Throughout the play, Desdemona evolves as the unsuspecting ingénue, the ultimate victim who is unjustly punished. Through her, Shakespeare shows his audience that innocence in no protection against evil. Even in his anger with her, Othello calls Desdemona “a fine female, a reasonable woman, a sweet female!” (Act 4, Scene 1). She is frequently associated with the color white, in contrast to Othello’s association with black, as Iago announces to Desdemona’s daddy, “? an old, black ram is tupping your white ewe,” (Act 1, Scene 1). Purity and innocence are frequently signified through the color white. She is innocent of Othello and Iago’s allegations, as Emilia told Othello, “O, she was heavenly real!” (Act 5, Scene 2). For that reason, Desdemona is depicted as pure and innocent. However, in spite of her righteousness, she is still killed by Othello in the end for the criminal offenses that she did not do, as Emilia reveals Othello, “? thou hast eliminated the sweetest innocent that e’er did raise eye,” (Act 5, Scene 2). Even as she dies, she attempts to get rid of Othello from the blame, for when asked who has injured her, she replies, “Nobody. I myself. Goodbye,” (Act 5, Scene 2).

Both of the primary male characters in Othello look for vengeance for their “wrongs,” and, through their fate, Shakespeare demonstrates how vengeance bounces back to harm those who seek it. Iago, who feels he’s far better certified, is offended by Othello’s appointment of Cassio as his lieutenant instead of himself. Therefore, he seeks his revenge by manipulating Othello into thinking that Cassio is having a romantic relationship with Desdemona. Iago ultimately acquires the lieutenant status he had longed for, but the play does not stop there. Iago’s plan ends up being more complicated and starts to leave his control as other, unforeseen elements enter into play, such as the scarf and Othello’s murder plot for Cassio and Desdemona.
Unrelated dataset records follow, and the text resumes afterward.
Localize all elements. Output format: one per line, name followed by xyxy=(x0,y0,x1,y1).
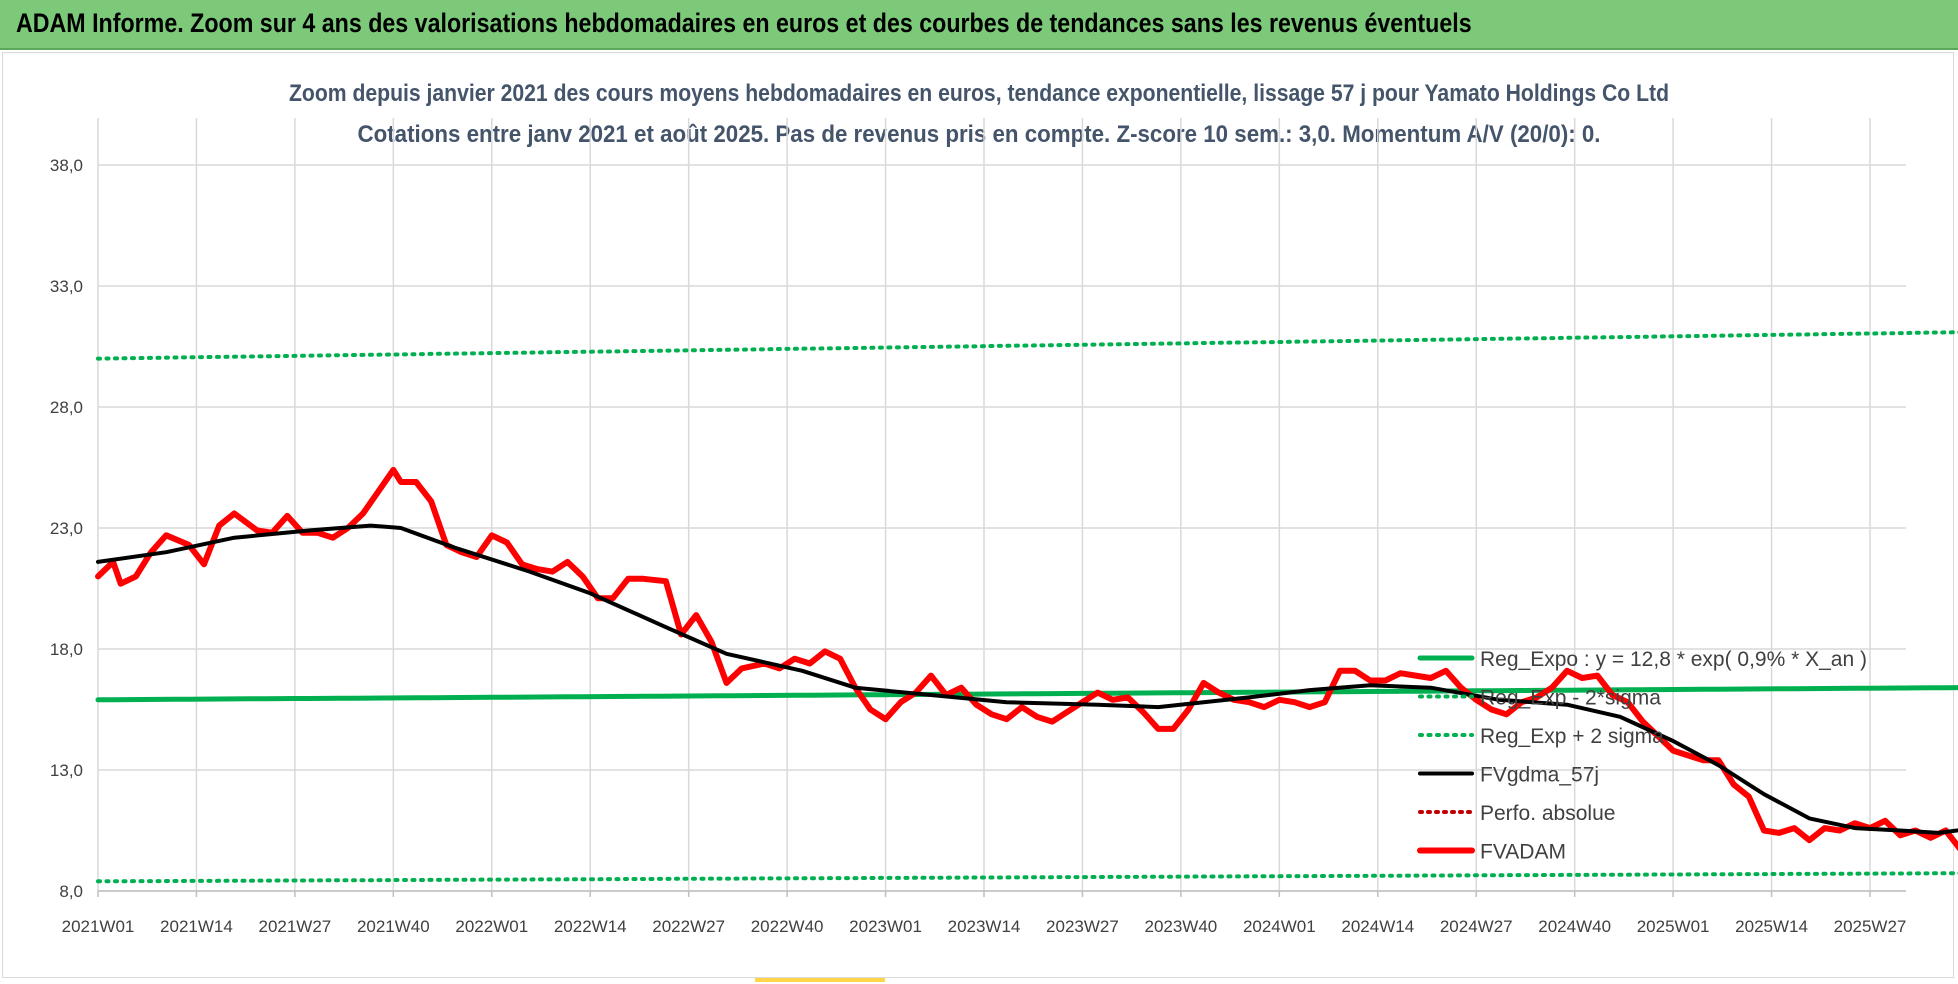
reg-exp-plus-2sigma-line xyxy=(96,330,1958,361)
legend-label: Reg_Exp - 2*sigma xyxy=(1480,687,1661,710)
chart-subtitle: Cotations entre janv 2021 et août 2025. … xyxy=(358,121,1601,148)
y-tick-label: 23,0 xyxy=(50,519,83,538)
x-tick-label: 2025W01 xyxy=(1637,917,1710,936)
legend-label: FVgdma_57j xyxy=(1480,764,1599,787)
report-banner: ADAM Informe. Zoom sur 4 ans des valoris… xyxy=(0,0,1958,50)
x-tick-label: 2022W14 xyxy=(554,917,627,936)
series-lines xyxy=(95,330,1958,884)
x-tick-label: 2021W40 xyxy=(357,917,430,936)
x-tick-label: 2021W01 xyxy=(62,917,135,936)
x-tick-label: 2024W01 xyxy=(1243,917,1316,936)
x-tick-label: 2021W27 xyxy=(258,917,331,936)
gridlines xyxy=(97,118,1906,897)
y-tick-label: 13,0 xyxy=(50,761,83,780)
report-title: ADAM Informe. Zoom sur 4 ans des valoris… xyxy=(16,8,1472,38)
x-tick-label: 2023W01 xyxy=(849,917,922,936)
y-tick-label: 33,0 xyxy=(50,277,83,296)
x-tick-label: 2022W27 xyxy=(652,917,725,936)
x-tick-label: 2022W01 xyxy=(455,917,528,936)
fvgdma-57j-line xyxy=(96,523,1958,835)
x-tick-label: 2024W27 xyxy=(1440,917,1513,936)
x-tick-label: 2022W40 xyxy=(751,917,824,936)
reg-exp-minus-2sigma-line xyxy=(96,871,1958,884)
x-tick-label: 2021W14 xyxy=(160,917,233,936)
legend-label: Perfo. absolue xyxy=(1480,802,1615,825)
reg-expo-line xyxy=(95,685,1958,703)
x-tick-label: 2025W14 xyxy=(1735,917,1808,936)
legend: Reg_Expo : y = 12,8 * exp( 0,9% * X_an )… xyxy=(1417,648,1867,864)
y-tick-label: 18,0 xyxy=(50,640,83,659)
legend-label: Reg_Exp + 2 sigma xyxy=(1480,725,1664,748)
x-tick-label: 2023W14 xyxy=(948,917,1021,936)
x-axis-labels: 2021W01 2021W14 2021W27 2021W40 2022W01 2022W… xyxy=(62,917,1907,936)
y-tick-label: 38,0 xyxy=(50,156,83,175)
x-tick-label: 2023W40 xyxy=(1144,917,1217,936)
chart-frame xyxy=(2,52,1954,978)
x-tick-label: 2023W27 xyxy=(1046,917,1119,936)
chart-title: Zoom depuis janvier 2021 des cours moyen… xyxy=(289,80,1669,107)
legend-label: Reg_Expo : y = 12,8 * exp( 0,9% * X_an ) xyxy=(1480,648,1867,671)
x-tick-label: 2024W14 xyxy=(1341,917,1414,936)
legend-label: FVADAM xyxy=(1480,841,1566,864)
x-tick-label: 2025W27 xyxy=(1834,917,1907,936)
y-tick-label: 28,0 xyxy=(50,398,83,417)
bottom-accent-bar xyxy=(755,978,885,982)
y-tick-label: 8,0 xyxy=(59,882,83,901)
x-tick-label: 2024W40 xyxy=(1538,917,1611,936)
y-axis-labels: 8,0 13,0 18,0 23,0 28,0 33,0 38,0 xyxy=(50,156,83,901)
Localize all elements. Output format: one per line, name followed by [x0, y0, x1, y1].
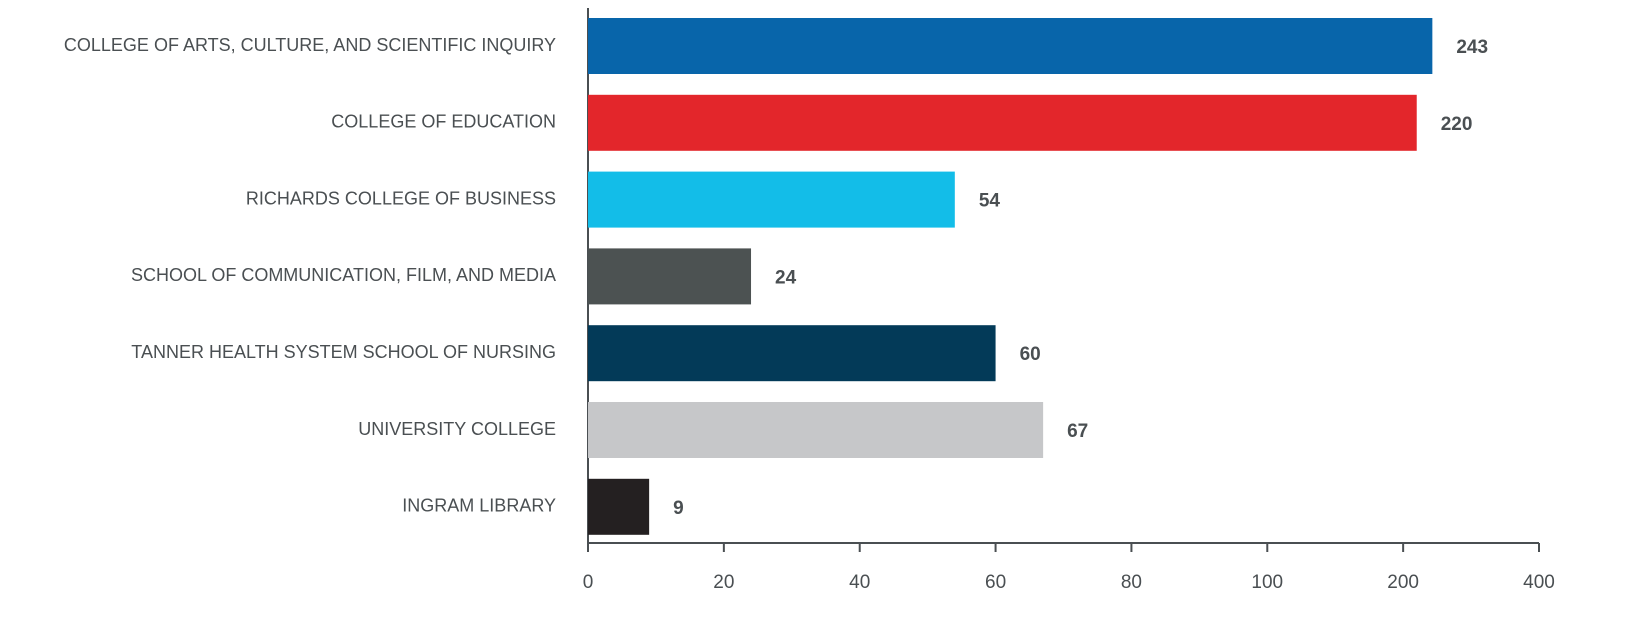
- category-label: RICHARDS COLLEGE OF BUSINESS: [246, 188, 556, 208]
- x-tick-label: 40: [849, 572, 870, 593]
- bar: [588, 18, 1433, 74]
- bar: [588, 478, 650, 535]
- category-label: UNIVERSITY COLLEGE: [358, 419, 556, 439]
- value-label: 60: [1020, 344, 1041, 365]
- x-tick-label: 80: [1121, 572, 1142, 593]
- x-tick-label: 100: [1251, 572, 1283, 593]
- x-tick-label: 20: [713, 572, 734, 593]
- x-tick-label: 0: [583, 572, 594, 593]
- category-label: TANNER HEALTH SYSTEM SCHOOL OF NURSING: [131, 342, 556, 362]
- category-label: SCHOOL OF COMMUNICATION, FILM, AND MEDIA: [131, 265, 556, 285]
- value-label: 9: [673, 498, 684, 519]
- value-label: 243: [1456, 37, 1488, 58]
- category-label: INGRAM LIBRARY: [402, 496, 556, 516]
- value-label: 220: [1441, 114, 1473, 135]
- bar: [588, 94, 1417, 151]
- x-tick-label: 60: [985, 572, 1006, 593]
- category-label: COLLEGE OF ARTS, CULTURE, AND SCIENTIFIC…: [64, 35, 556, 55]
- bar: [588, 171, 955, 228]
- bar: [588, 402, 1044, 458]
- bar: [588, 248, 752, 305]
- category-label: COLLEGE OF EDUCATION: [331, 112, 556, 132]
- x-tick-label: 200: [1387, 572, 1419, 593]
- value-label: 24: [775, 267, 797, 288]
- value-label: 67: [1067, 421, 1088, 442]
- value-label: 54: [979, 191, 1001, 212]
- bar: [588, 325, 996, 382]
- x-tick-label: 400: [1523, 572, 1555, 593]
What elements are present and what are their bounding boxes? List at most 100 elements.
Ironically, the lady Iago least anticipated and always ignored, his better half, Emilia, unveils his plot, “You have succeeded, that guys must lay their murders on your neck,” (Act 5 Scene 2). He is stabbed by Othello and loses everything for which he worked. Othello also seeks revenge on his wife for her supposed disloyalty. In doing so, he kills her. When Emilia reveals him his mistake, he stabs himself and dies next to his killed partner, “No chance however this, eliminating myself, to pass away upon a kiss,” (Act 5, Scene 2). Both Othello and Iago are punished for their vengeful plots in the end.

In sum, Shakespeare’s Othello has 3 major styles intertwined into the material of the play; jealousy has dreadful consequences, innocence is no defense versus evil, and revenge hurts those who seek it. These themes are taught through Othello’s character flaw and his resulting failure.